VPD-100K: Towards Generalizable and Fine-grained Visual Privacy Protection¶

Conference: ICML 2026
arXiv: 2605.10229
Code: https://vpd-100k.github.io/
Area: AI Security / Visual Privacy Protection / Object Detection
Keywords: Privacy Detection, Dataset, Frequency Domain Attention, YOLO, Live Streaming

TL;DR¶

The authors constructed VPD-100K, a large-scale visual privacy dataset containing 100,000 images, 33 fine-grained categories, and over 190,000 instances (covering four domains: faces, on-screen PII, physical documents, and location markers). They proposed a three-part frequency-domain enhancement module (FDAF + Adaptive Spectral Gating + Frequency Consistency Loss) inserted into the Neck of YOLOv10. This achieved an AP increase from 53.8 to 58.6 (+4.8) for YOLOv10-L on VPD-100K, while maintaining stable performance on live streams with a latency of 7.51ms.

Background & Motivation¶

Background: Visual privacy detection is a critical requirement in the era of live streaming, screen sharing, and Vlogging. It requires real-time recognition of sensitive information such as faces, ID cards, password boxes, and street signs. Existing work follows two main paths: image-level sensitivity prediction (coarse-grained, no localization) and object-level identifier detection (accurate but limited by small datasets).

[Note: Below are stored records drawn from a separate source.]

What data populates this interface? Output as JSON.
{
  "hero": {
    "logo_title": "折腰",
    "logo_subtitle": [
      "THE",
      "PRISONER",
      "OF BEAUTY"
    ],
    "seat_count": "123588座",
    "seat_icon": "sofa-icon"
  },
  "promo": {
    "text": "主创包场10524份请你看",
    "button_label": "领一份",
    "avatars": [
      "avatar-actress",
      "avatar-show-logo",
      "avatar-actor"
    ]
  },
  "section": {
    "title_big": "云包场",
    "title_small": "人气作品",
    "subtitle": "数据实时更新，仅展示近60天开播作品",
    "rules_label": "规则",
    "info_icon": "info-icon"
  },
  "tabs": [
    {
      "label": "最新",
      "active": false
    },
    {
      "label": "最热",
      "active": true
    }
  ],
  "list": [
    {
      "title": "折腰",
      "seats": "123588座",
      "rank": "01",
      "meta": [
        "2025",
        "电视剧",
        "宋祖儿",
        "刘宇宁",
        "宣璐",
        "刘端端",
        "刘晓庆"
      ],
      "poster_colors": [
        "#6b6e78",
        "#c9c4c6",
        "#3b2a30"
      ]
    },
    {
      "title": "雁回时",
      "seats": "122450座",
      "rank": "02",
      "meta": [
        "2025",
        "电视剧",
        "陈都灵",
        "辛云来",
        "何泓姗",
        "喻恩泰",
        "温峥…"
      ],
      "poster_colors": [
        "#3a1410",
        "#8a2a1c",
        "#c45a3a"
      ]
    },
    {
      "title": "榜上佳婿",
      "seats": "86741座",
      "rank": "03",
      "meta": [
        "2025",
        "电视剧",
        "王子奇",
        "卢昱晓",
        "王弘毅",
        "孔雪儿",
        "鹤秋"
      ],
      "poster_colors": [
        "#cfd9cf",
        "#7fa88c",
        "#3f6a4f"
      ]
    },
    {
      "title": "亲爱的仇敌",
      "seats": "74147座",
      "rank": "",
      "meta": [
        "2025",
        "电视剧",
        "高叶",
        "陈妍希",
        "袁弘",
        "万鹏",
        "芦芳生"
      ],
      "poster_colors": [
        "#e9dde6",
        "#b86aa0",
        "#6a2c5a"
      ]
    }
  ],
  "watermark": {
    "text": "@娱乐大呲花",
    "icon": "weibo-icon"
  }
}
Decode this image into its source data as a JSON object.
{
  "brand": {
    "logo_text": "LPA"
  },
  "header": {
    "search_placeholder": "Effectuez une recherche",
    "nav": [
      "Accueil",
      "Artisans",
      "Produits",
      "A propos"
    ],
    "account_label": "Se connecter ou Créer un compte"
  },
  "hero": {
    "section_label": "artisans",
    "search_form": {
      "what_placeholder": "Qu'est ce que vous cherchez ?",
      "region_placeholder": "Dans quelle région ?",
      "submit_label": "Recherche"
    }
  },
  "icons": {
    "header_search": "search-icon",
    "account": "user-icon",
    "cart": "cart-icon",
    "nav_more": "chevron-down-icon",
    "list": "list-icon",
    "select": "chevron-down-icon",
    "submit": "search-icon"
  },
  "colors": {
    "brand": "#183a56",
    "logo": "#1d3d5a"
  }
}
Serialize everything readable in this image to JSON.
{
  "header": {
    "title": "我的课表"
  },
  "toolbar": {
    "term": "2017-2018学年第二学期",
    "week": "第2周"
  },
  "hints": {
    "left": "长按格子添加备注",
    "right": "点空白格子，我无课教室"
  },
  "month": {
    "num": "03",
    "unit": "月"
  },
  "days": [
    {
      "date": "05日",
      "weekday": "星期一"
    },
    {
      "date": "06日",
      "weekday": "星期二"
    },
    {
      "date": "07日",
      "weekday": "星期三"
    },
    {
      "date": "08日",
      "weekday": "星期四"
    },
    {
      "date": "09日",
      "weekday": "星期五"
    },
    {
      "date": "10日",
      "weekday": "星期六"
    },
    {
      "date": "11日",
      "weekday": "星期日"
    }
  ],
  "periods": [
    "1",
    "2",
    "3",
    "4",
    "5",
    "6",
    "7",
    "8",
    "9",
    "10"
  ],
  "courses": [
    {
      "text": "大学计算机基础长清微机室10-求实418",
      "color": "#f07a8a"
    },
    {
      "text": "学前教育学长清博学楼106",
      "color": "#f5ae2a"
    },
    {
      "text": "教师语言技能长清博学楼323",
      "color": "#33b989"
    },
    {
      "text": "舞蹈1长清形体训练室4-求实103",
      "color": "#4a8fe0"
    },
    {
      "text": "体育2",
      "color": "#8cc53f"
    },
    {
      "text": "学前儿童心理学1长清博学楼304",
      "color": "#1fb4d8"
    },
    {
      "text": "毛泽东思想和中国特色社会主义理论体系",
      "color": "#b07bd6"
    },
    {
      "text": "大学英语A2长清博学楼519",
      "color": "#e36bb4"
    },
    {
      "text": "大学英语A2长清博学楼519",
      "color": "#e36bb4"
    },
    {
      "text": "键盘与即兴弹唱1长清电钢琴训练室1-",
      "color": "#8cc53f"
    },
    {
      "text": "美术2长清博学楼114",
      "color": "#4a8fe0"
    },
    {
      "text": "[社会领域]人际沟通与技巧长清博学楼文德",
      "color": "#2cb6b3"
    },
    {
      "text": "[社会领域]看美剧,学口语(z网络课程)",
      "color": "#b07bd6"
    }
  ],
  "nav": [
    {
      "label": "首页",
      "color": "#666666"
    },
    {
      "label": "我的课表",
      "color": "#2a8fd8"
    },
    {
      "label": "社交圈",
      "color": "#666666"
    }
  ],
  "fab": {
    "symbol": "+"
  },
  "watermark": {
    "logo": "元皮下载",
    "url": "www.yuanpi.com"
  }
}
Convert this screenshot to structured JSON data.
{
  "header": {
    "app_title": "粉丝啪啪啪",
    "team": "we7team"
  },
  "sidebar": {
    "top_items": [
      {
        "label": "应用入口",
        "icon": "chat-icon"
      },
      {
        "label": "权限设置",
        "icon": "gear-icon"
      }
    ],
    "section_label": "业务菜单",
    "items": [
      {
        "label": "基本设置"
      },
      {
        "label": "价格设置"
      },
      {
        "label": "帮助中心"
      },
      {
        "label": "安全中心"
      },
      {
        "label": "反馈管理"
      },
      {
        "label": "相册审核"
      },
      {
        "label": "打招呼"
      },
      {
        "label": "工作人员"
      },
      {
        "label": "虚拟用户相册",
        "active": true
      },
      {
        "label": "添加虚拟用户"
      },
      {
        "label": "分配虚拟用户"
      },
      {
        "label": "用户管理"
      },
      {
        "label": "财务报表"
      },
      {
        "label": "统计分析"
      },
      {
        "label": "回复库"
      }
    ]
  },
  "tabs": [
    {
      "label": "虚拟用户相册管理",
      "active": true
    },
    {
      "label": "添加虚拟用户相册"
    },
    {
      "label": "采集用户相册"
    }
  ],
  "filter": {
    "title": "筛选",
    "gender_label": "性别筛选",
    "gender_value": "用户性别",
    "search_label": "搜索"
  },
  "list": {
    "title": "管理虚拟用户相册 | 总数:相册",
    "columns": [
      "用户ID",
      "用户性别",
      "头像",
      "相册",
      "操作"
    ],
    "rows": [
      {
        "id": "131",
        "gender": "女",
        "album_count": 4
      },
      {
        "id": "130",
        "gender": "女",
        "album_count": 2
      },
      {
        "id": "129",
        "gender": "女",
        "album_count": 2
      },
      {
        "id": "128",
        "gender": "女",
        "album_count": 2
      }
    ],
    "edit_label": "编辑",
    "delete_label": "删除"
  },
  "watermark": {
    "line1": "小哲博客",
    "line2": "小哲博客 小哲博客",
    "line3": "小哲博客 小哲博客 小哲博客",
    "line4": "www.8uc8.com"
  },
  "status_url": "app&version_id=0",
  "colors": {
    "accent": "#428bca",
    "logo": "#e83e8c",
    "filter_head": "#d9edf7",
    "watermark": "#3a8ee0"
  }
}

Limitations of Prior Work: The authors summarize the issues with existing privacy datasets as "three sins": (1) Small Scale: PrivacyAlert (6.8K), BIV-Priv (0.7K), and DIPA (1.5K) are insufficient for training large models; (2) Coarse Categories: Tags are often limited to generic labels like "person / other people," failing to distinguish between "adult indoors" vs. "child outdoors"; (3) Narrow Domains: Almost all datasets neglect on-screen PII (emails, passwords, verification codes, chat records), which is the most severe source of leakage in modern digital life. Additionally, many dataset links are broken or not released.

Key Challenge: Privacy data is naturally constrained by ethics—it is impossible to legally collect 100,000 photos of real people's bank cards for training. Thus, "large-scale" and "real distribution" conflict at the compliance level, leading to data scarcity.

Goal: (1) Provide the community with a truly usable, 100K-scale, on-screen PII-inclusive privacy detection dataset that is fully public; (2) Design a lightweight frequency-domain enhancement module for targets like small on-screen text, blurred faces, and low-contrast sensitive objects, whose spatial features are weak but frequency-domain features are significant; (3) Support both image and live video scenarios with a unified framework running at 130+ FPS.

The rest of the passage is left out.